Sonoma County announces 2 new coronavirus cases as Mendocino, Lake and Napa counties plan shutdowns
Two more Sonoma County residents have contracted coronavirus, bringing the total known number of local cases to eight, as the scope of a strict Bay Area-wide shutdown expanded to cover Napa, Lake and Mendocino counties.
Mendocino County officials Wednesday confirmed the first case of COVID-19 had been detected there, triggering the public health officer to order residents to stay home and all but essential businesses to cease operations starting at 10 p.m. and lasting through April 7.
Similar community isolation orders go into effect in Lake County at 12:01 a.m. Thursday and 12:01 a.m. Friday in Napa County, directives made by public health officers in those counties, although officials said no local cases of the virus have been confirmed yet.
Public life and commerce came to a near halt for about a half a million residents of Sonoma County who woke up Wednesday to the new directive that left city centers and town plazas all but deserted. By the end of the week, nearly 800,000 residents in four North Coast counties will be under orders to stay home because of unprecedented public health policies designed to slow the spread of the coronavirus and avoid overwhelming hospitals.
'We want to tell the community to abide by the health officer's order to shelter in place and only leave their homes for essential activities to work in essential businesses,' Dr Sundari Mase, Sonoma County's interim public health officer, said in an interview Wednesday.
The newest cases in Sonoma County were detected through the county's surveillance program, set up last week to quickly determine whether the virus was spreading within the community by broadening the criteria for testing for the disease at four undisclosed hospitals, clinics and urgent care centers.
So far, the surveillance program has detected three cases out of 159 tests, according to Mase. Another three were detected through other testing.
The first two local residents to get sick had traveled on a Princess cruise ship to Mexico, where officials believe they contracted coronavirus.
At least three of the people who have tested positive are health care workers. They and one other patient were in isolation at home as of Monday. Beyond that, Sonoma County has refused to release even basic information about those who have tested positive, such as age, gender, the severity of any symptoms they may have or who may have come into contact with them. Mase and other government officials have cited privacy provisions of the federal Health Insurance Portability and Accountability Act, which requires the safeguarding of private health care information.

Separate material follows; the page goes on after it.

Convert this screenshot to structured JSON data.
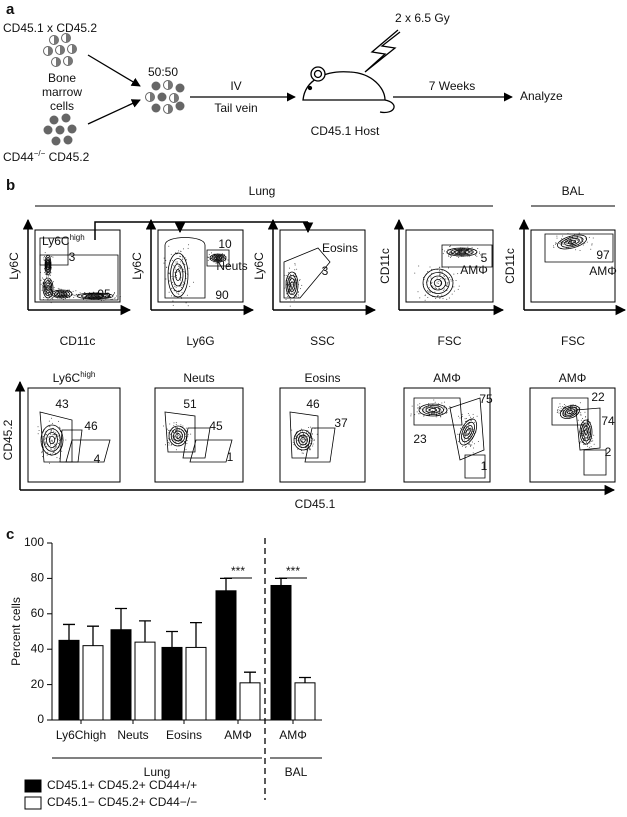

Mase said Sonoma County's public health lab has the capacity to run about 100 to 120 tests per day, which she believes is an adequate supply for the local population. A shortage of the type of swabs used to take samples from the noses and throats of people being tested has hampered testing at some facilities, a problem Mase said the county has been hard at work this week trying to address.
Kaiser Permanente said it would this week provide a shipment of swabs to some of the other health care facilities in Sonoma County that have run out of them, a temporary solution until the state fulfills the county's order for more swabs, Mase said.
'We need more swabs to test everyone we want to test,' Mase said.
The shortage of swabs could explain some of the anecdotal reports from people in the community who believe that testing should be more readily available. Shifting criteria for screening may also play a role.
The Centers for Disease Control and Prevention originally limited testing for people with certain flulike symptoms like a fever who had also either traveled internationally or been in contact with someone who had been abroad or people with confirmed cases of the disease.
March 4, as commercial testing became available, the CDC expanded the criteria and lifted health department approval, giving more agency to local doctors and clinicians to use their clinical judgment.
Still, some Sonoma County residents have been puzzled at what appears to be a reluctance of health care providers to test their patients for COVID-19, the disease caused by the novel coronavirus, including some of the 78 local cruise passengers on the Grand Princess who came home to learn an outbreak had been detected on the ship.
Others believe the virus has been spreading undetected for some time.
Rohnert Park resident Niko Aiello, 22, said he has been asking his primary care doctor at Kaiser to consider whether he contracted coronavirus after he succumbed to a respiratory illness about one week ago.
Aiello said he started feeling sick March 10 while he was on duty for his job at a local mental health care facility. It started with the onset of a fever and other symptoms including breathing difficulty he sought care at Kaiser Medical Center in Santa Rosa, Aiello said.